I tried out my most charitable interpretation of his view on race and I.Q. (though I question the underpinnings of the whole intellectual project): that he is most frustrated by the notion that you can’t talk about the influence of biology and genetics on humanity. But that he’s not actually saying he thinks Black people as a group are less intelligent.
But, on average, black people are less intelligent. That’s perhaps the single most documented finding in the history of the social sciences. …
Seriously, it should be obvious by 8/31/2020 that excluding The Bell Curve from the Overton Window of ideas that you are allowed to discuss out loud without getting cancelled has turned out to be a massive disaster for the country. Today, you aren’t supposed to mention fundamental facts about the realities of life in the United States, such as that blacks average lower in intelligence and higher in crime, and that probably explains racial “inequity” better than vaporing about Systemic Racism.
Because nobody is permitted to be anybody if they point out the possibility that blacks might not be solely victims of whites, but might also have their own tendencies that have evolved over the last 70,000 years of relative continental isolation, the far left keeps winning public arguments.

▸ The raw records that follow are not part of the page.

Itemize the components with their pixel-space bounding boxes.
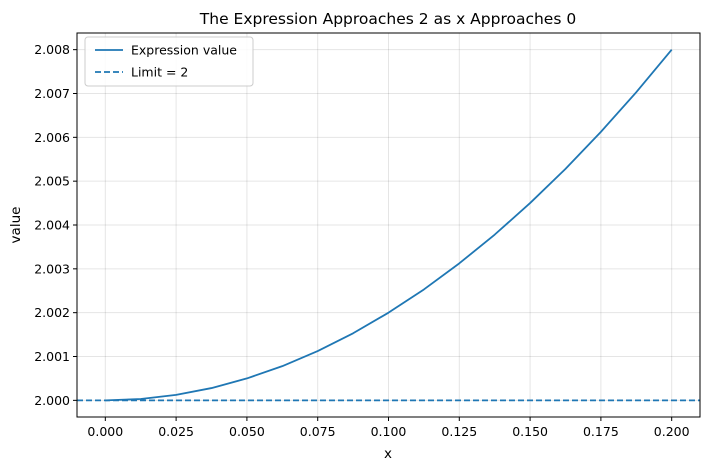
- series-layer: [77, 49, 700, 402]
- y-tick-label: 2.008: [34, 42, 70, 57]
- y-tick-label: 2.006: [34, 130, 70, 145]
- y-tick-label: 2.005: [34, 174, 70, 189]
- series-expression-line: [105, 49, 673, 402]
- y-tick-label: 2.001: [34, 349, 70, 364]
- y-tick-label: 2.007: [34, 86, 70, 101]
- x-tick-label: 0.200: [654, 424, 690, 439]
- x-tick-label: 0.050: [229, 424, 265, 439]
- x-tick-label: 0.100: [371, 424, 407, 439]
- legend-label-expression: Expression value: [131, 43, 237, 58]
- x-tick-label: 0.025: [158, 424, 194, 439]
- x-tick-label: 0.175: [583, 424, 619, 439]
- legend-label-limit: Limit = 2: [131, 65, 188, 80]
- x-tick-label: 0.125: [441, 424, 477, 439]
- y-axis: 2.000 2.001 2.002 2.003 2.004 2.005 2.006 2.007…: [34, 42, 77, 408]
- x-axis: 0.000 0.025 0.050 0.075 0.100 0.125 0.150 0.175…: [87, 417, 690, 439]
- y-tick-label: 2.002: [34, 305, 70, 320]
- chart-title: The Expression Approaches 2 as x Approac…: [199, 10, 576, 28]
- y-tick-label: 2.000: [34, 393, 70, 408]
- x-axis-label: x: [384, 446, 392, 462]
- legend-box: [84, 36, 254, 87]
- y-axis-label: value: [8, 207, 24, 244]
- y-tick-label: 2.004: [34, 218, 70, 233]
- x-tick-label: 0.150: [512, 424, 548, 439]
- legend: Expression value Limit = 2: [84, 36, 254, 87]
- x-tick-label: 0.000: [87, 424, 123, 439]
- x-tick-label: 0.075: [300, 424, 336, 439]
- grid: [77, 33, 700, 417]
- y-tick-label: 2.003: [34, 261, 70, 276]
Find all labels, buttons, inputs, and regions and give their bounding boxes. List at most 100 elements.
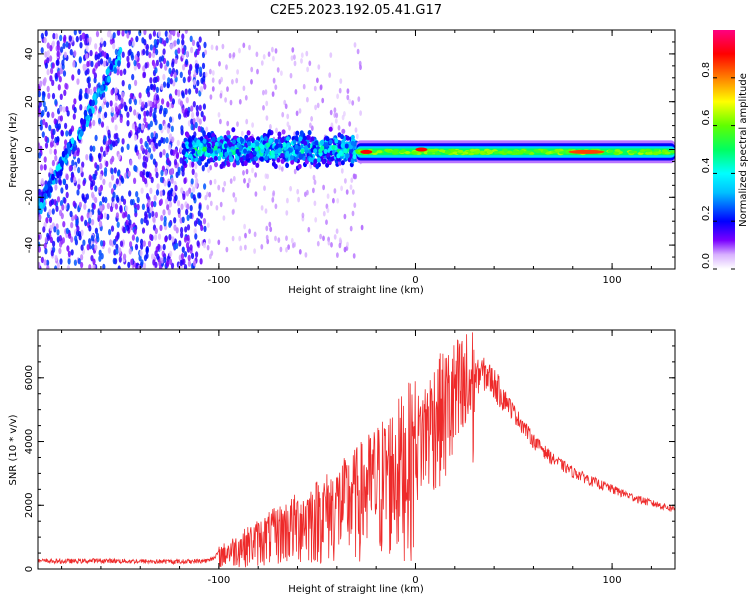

Say we had public discourse in which on the question of why do blacks get hassled by the cops, the permissible views were:
The Left: White people are evil.
The Center: Culture matters.
The Right: Culture and evolution matter.
The Center view would be better at resisting the racist hate rhetoric of the Left. But without the Right view that evolution matters, the Center is now the Far Right, and therefore is losing badly to the Left.
And that’s why our cities are burning.
Ideas have consequences.
Cancelling ideas has worse consequences.
Some truths can never by forgiven by the left. The all-groups-are-NOT-statistically-identical is one, and I suspect another might be that the carbon dioxide theory of global warming is just due to a modeling error made in the 1960s.